Perdas e frustrações também podem ser gatilhos para um quadro depressivo se instalar, como aconteceu na vida da jornalista Verônica Cruz, de 34 anos.

“Não tinha condições financeiras para concluir a faculdade no tempo certo. Para um curso de quatro anos, acabei demorando nove para formar. Sentia que meus sonhos estavam ficando para trás”, relembra.

“Então, comecei a me automedicar com remédios que via outras pessoas tomarem. Só depois procurei um psiquiatra e comecei o tratamento”, diz.

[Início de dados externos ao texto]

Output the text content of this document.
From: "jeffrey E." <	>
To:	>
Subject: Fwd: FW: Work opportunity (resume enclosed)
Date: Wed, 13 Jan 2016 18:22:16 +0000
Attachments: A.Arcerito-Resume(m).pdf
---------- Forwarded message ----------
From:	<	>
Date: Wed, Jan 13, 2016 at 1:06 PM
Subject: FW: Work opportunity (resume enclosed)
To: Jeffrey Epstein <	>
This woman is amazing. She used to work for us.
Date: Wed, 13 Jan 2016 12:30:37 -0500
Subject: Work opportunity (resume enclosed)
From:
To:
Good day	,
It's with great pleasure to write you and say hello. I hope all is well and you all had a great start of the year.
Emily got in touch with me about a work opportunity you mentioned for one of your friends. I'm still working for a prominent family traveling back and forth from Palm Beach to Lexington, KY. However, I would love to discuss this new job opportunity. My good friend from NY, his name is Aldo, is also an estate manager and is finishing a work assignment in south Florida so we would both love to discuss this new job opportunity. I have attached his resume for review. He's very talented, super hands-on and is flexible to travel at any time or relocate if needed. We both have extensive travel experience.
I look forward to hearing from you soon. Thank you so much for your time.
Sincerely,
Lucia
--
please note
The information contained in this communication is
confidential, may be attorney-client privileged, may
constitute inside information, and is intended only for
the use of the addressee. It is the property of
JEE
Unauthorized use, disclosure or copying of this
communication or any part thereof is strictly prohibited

Dependendo do grau da depressão, é possível que o processo psicoterápico seja suficiente, relata o médico Marco Túlio de Aquino.

“Em casos mais leves, não é necessária a medicação. No entanto, para os mais graves, a associação das estratégias – fármacos e psicoterapia – apresenta melhores resultados do que só os remédios”, explica.

Esperança

A bancária aposentada Regina Lúcia Metzker não está em depressão mais, no entanto, mantém visitas de 15 em 15 dias ao psicanalista.

“Hoje não sei como passei este tempo da minha vida, parece que sonhei. Sonho não, pesadelo. Estou feliz e amando a vida do mesmo jeito de antes”, expõe.

“As pessoas não enxergam o transtorno como uma doença. A gente acaba sofrendo sozinho, fica prostrado, desamparado”Verônica CruzJornalista, 34 anos

A dentista Maria do Carmo Santos Freitas recorda do tempo em que viveu a depressão com a certeza de que tudo já passou.

“Espero que mostrar essa história sirva de ajuda para outras pessoas que enfrentam essa doença, que tanta gente acredita não existir”, coloca.